Nous avons recueilli les témoignages des victimes de la violence d’État. Premièrement, cela aide leur réhabilitation psychologique et, deuxièmement, cela alerte la conscience publique du grave problème qu’il y a en Bolivie. Ci-dessous se trouvent quelqu’unes de leurs histoires…

Les présents témoignages sont des exemples de la torture exercée actuellement et qui ont lieu sous le GOUVERNEMENT D’EVO MORALES AYMA.

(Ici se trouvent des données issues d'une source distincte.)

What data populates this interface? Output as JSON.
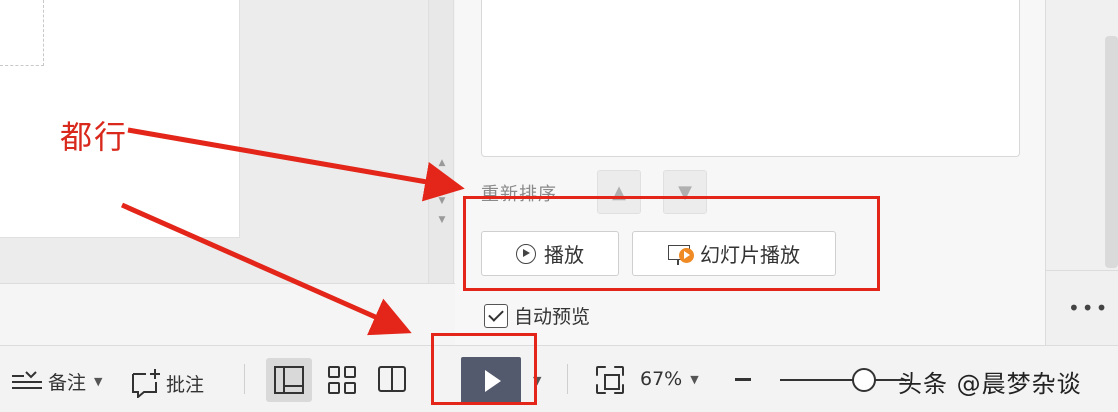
{
  "task_pane": {
    "reorder_label": "重新排序",
    "play_label": "播放",
    "slideshow_label": "幻灯片播放",
    "auto_preview_label": "自动预览",
    "auto_preview_checked": true,
    "more_label": "•••"
  },
  "status_bar": {
    "notes_label": "备注",
    "comments_label": "批注",
    "zoom_value": "67%",
    "zoom_level": 0.67
  },
  "annotation": {
    "label": "都行",
    "color": "#e32619"
  },
  "watermark": {
    "text": "头条 @晨梦杂谈"
  },
  "colors": {
    "play_slideshow_button": "#545a6d",
    "slideshow_icon_accent": "#f08a24"
  },
  "icons": {
    "up": "arrow-up-icon",
    "down": "arrow-down-icon",
    "play": "play-circle-icon",
    "slideshow": "slideshow-icon",
    "notes": "notes-icon",
    "comments": "add-comment-icon",
    "normal_view": "normal-view-icon",
    "sorter_view": "slide-sorter-icon",
    "reading_view": "reading-view-icon",
    "fit": "fit-to-window-icon"
  }
}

« Du 17 au 20 juillet, ils m’ont torturé…ils m’ont donné des coups de pieds dans la tête, frappé contre le sol de ciment. Ils m’ont attrapé la tête pour me donner des coups. Ils m’ont frappé dans le dos…ils m’ont mis un sac de nylon noir sur le visage et l’ont fermé…ils m’ont couvert la bouche, mon nez et mes mains furent menottées vers l’avant, mes pieds liés. Là j’ai reçu des coups de poings et coups de pieds, piétiné sur le sol…J’ai eu des fractures de la cloison nasale, pommette et des côtes. Ils m’ont détruit une main, ils ont mis du fer entre mes doigts et ont serré…Le pire fut quand ils m’ont dit « Ta femme et tes enfants sont à Obrajes, ils sont en train de la violer. »… » Juan Bascopé, Vice-président de l’Association des Apiculteurs d’Apolo.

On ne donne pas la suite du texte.